Proc Inst Mech Eng H 2017 Jun;231(6):565-574

Bioengineering and Health Technologies Group, The School of Clinical Dentistry, The University of Sheffield, Sheffield, UK.

Additive manufacturing technologies enable the creation of very precise and well-defined structures that can mimic hierarchical features of natural tissues. In this article, we describe the development of a manufacturing technology platform to produce innovative biodegradable membranes that are enhanced with controlled microenvironments produced via a combination of selective laser melting techniques and conventional electrospinning. This work underpins the manufacture of a new generation of biomaterial devices that have significant potential for use as both basic research tools and components of therapeutic implants. The membranes were successfully manufactured and a total of three microenvironment designs (niches) were chosen for thorough characterisation.
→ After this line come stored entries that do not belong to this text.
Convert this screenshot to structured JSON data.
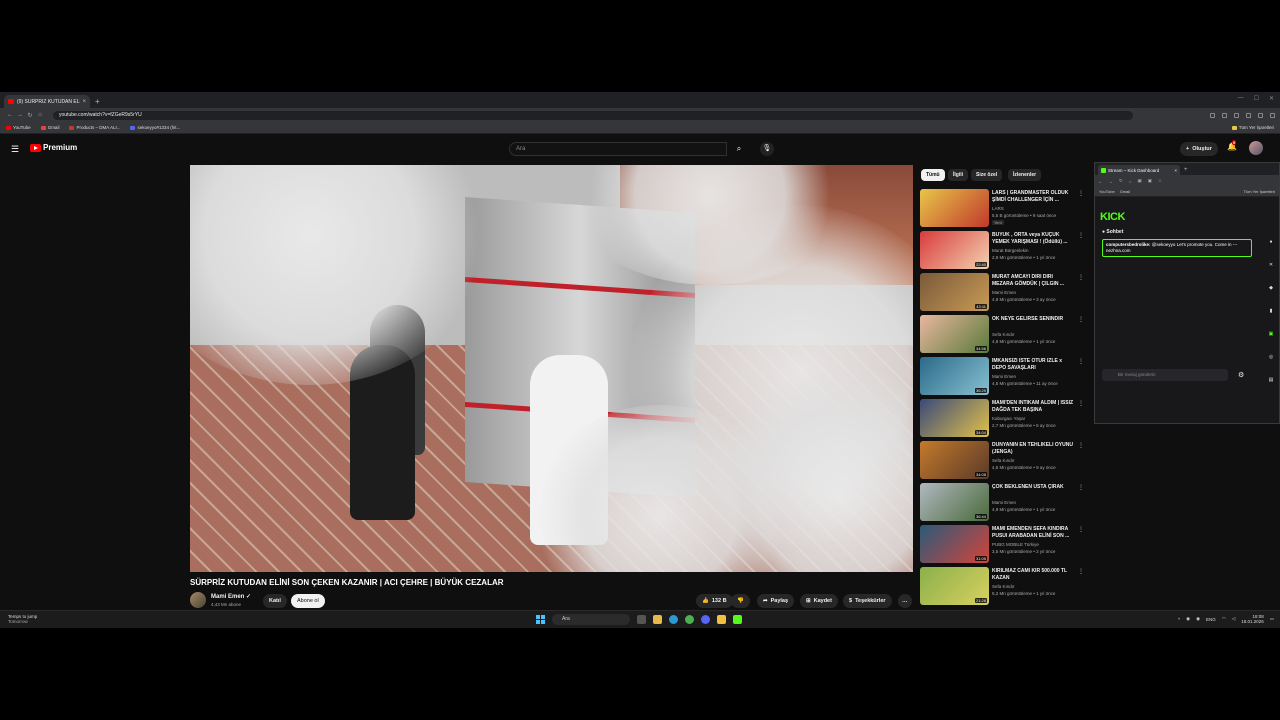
{
  "browser": {
    "tab_title": "(9) SÜRPRİZ KUTUDAN ELİ...",
    "url": "youtube.com/watch?v=fZGeR9s5rYU",
    "bookmarks": [
      "YouTube",
      "Gmail",
      "Products – DMA ALI...",
      "sekoeyyo#1334 (hit..."
    ],
    "bookmarks_right": "Tüm Yer İşaretleri"
  },
  "header": {
    "logo_text": "Premium",
    "search_placeholder": "Ara",
    "create_label": "Oluştur",
    "notif_count": "9"
  },
  "video": {
    "title": "SÜRPRİZ KUTUDAN ELİNİ SON ÇEKEN KAZANIR | ACI ÇEHRE | BÜYÜK CEZALAR",
    "channel": "Mami Emen",
    "subscribers": "4,43 Mn abone",
    "join_label": "Katıl",
    "subscribe_label": "Abone ol",
    "likes": "132 B",
    "share_label": "Paylaş",
    "save_label": "Kaydet",
    "thanks_label": "Teşekkürler"
  },
  "chips": [
    "Tümü",
    "İlgili",
    "Size özel",
    "İzlenenler"
  ],
  "recommendations": [
    {
      "title": "LARS | GRANDMASTER OLDUK ŞİMDİ CHALLENGER İÇİN ...",
      "channel": "LARS",
      "meta": "5,5 B görüntüleme • 9 saat önce",
      "badge": "Yeni",
      "duration": "",
      "colors": [
        "#e8c64a",
        "#c0392b"
      ]
    },
    {
      "title": "BÜYÜK , ORTA veya KÜÇÜK YEMEK YARIŞMASI ! (Ödüllü) ...",
      "channel": "Murat Bürgenlekin",
      "meta": "2,9 Mn görüntüleme • 1 yıl önce",
      "badge": "",
      "duration": "22:40",
      "colors": [
        "#d93b3b",
        "#f2d2b0"
      ]
    },
    {
      "title": "MURAT AMCAYI DİRİ DİRİ MEZARA GÖMDÜK | ÇILGIN ...",
      "channel": "Mami Emen",
      "meta": "4,8 Mn görüntüleme • 3 ay önce",
      "badge": "",
      "duration": "43:11",
      "colors": [
        "#7a5a3a",
        "#c99a55"
      ]
    },
    {
      "title": "OK NEYE GELİRSE SENİNDİR",
      "channel": "Sefa Kındır",
      "meta": "4,8 Mn görüntüleme • 1 yıl önce",
      "badge": "",
      "duration": "34:56",
      "colors": [
        "#e9b7a0",
        "#5a7a3a"
      ]
    },
    {
      "title": "İMKANSIZI İSTE OTUR İZLE x DEPO SAVAŞLARI",
      "channel": "Mami Emen",
      "meta": "4,5 Mn görüntüleme • 11 ay önce",
      "badge": "",
      "duration": "36:29",
      "colors": [
        "#2a6a8a",
        "#88c0d0"
      ]
    },
    {
      "title": "MAMİ'DEN İNTİKAM ALDIM | ISSIZ DAĞDA TEK BAŞINA",
      "channel": "Kaburgacı Yaşar",
      "meta": "2,7 Mn görüntüleme • 6 ay önce",
      "badge": "",
      "duration": "34:04",
      "colors": [
        "#3a4a7a",
        "#e2c14a"
      ]
    },
    {
      "title": "DÜNYANIN EN TEHLİKELİ OYUNU (JENGA)",
      "channel": "Sefa Kındır",
      "meta": "4,5 Mn görüntüleme • 9 ay önce",
      "badge": "",
      "duration": "34:08",
      "colors": [
        "#c47a2a",
        "#5a3a2a"
      ]
    },
    {
      "title": "ÇOK BEKLENEN USTA ÇIRAK",
      "channel": "Mami Emen",
      "meta": "4,9 Mn görüntüleme • 1 yıl önce",
      "badge": "",
      "duration": "36:44",
      "colors": [
        "#b0b8c0",
        "#4a6a3a"
      ]
    },
    {
      "title": "MAMİ EMENDEN SEFA KINDIRA PUSUI ARABADAN ELİNİ SON ...",
      "channel": "PUBG MOBILE Türkiye",
      "meta": "3,5 Mn görüntüleme • 2 yıl önce",
      "badge": "",
      "duration": "31:05",
      "colors": [
        "#2a5a7a",
        "#d4443a"
      ]
    },
    {
      "title": "KIRILMAZ CAMI KIR 500.000 TL KAZAN",
      "channel": "Sefa Kındır",
      "meta": "5,2 Mn görüntüleme • 1 yıl önce",
      "badge": "",
      "duration": "21:28",
      "colors": [
        "#8ab04a",
        "#d9d060"
      ]
    }
  ],
  "kick": {
    "tab_title": "Stream – Kick Dashboard",
    "logo": "KICK",
    "chat_header": "Sohbet",
    "message_user": "computersbedrolike:",
    "message_text": "@sekoeyyo Let's promote you. Come in ---nezhna.com",
    "input_placeholder": "Bir mesaj gönderin",
    "bookmarks": [
      "YouTube",
      "Gmail"
    ],
    "bookmarks_right": "Tüm Yer İşaretleri"
  },
  "taskbar": {
    "weather_line1": "Temps to jump",
    "weather_line2": "Tomorrow",
    "search_placeholder": "Ara",
    "lang": "ENG",
    "time": "18:08",
    "date": "18.01.2026"
  },
  "colors": {
    "yt_bg": "#0f0f0f",
    "yt_red": "#ff0000",
    "kick_green": "#53fc18",
    "win_blue": "#4cc2ff"
  }
}
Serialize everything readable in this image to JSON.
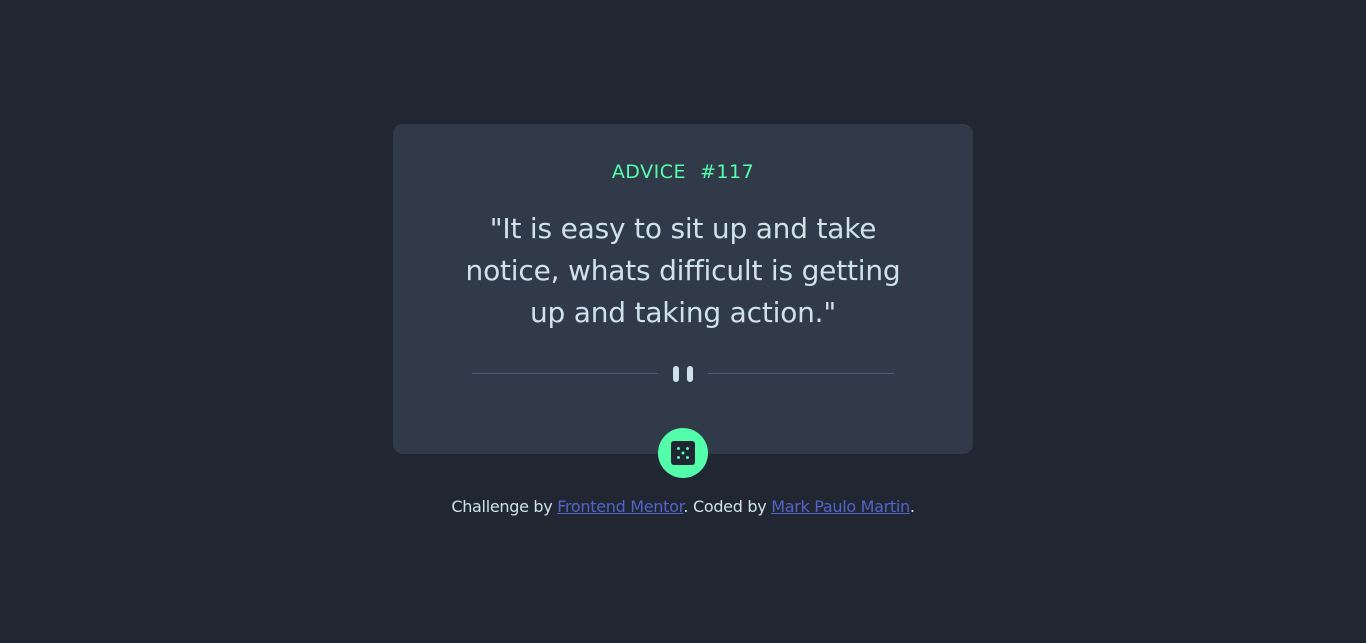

Scanning electron microscopy analysis demonstrated differences in fibre diameters within different areas of the niche structures as well as differences in fibre density. We also showed the potential of using the microfabricated membranes for supporting mesenchymal stromal cell culture and proliferation. We demonstrated that mesenchymal stromal cells grow and populate the membranes penetrating within the niche-like structures. These findings demonstrate the creation of a very versatile tool that can be used in a variety of tissue regeneration applications including bone healing.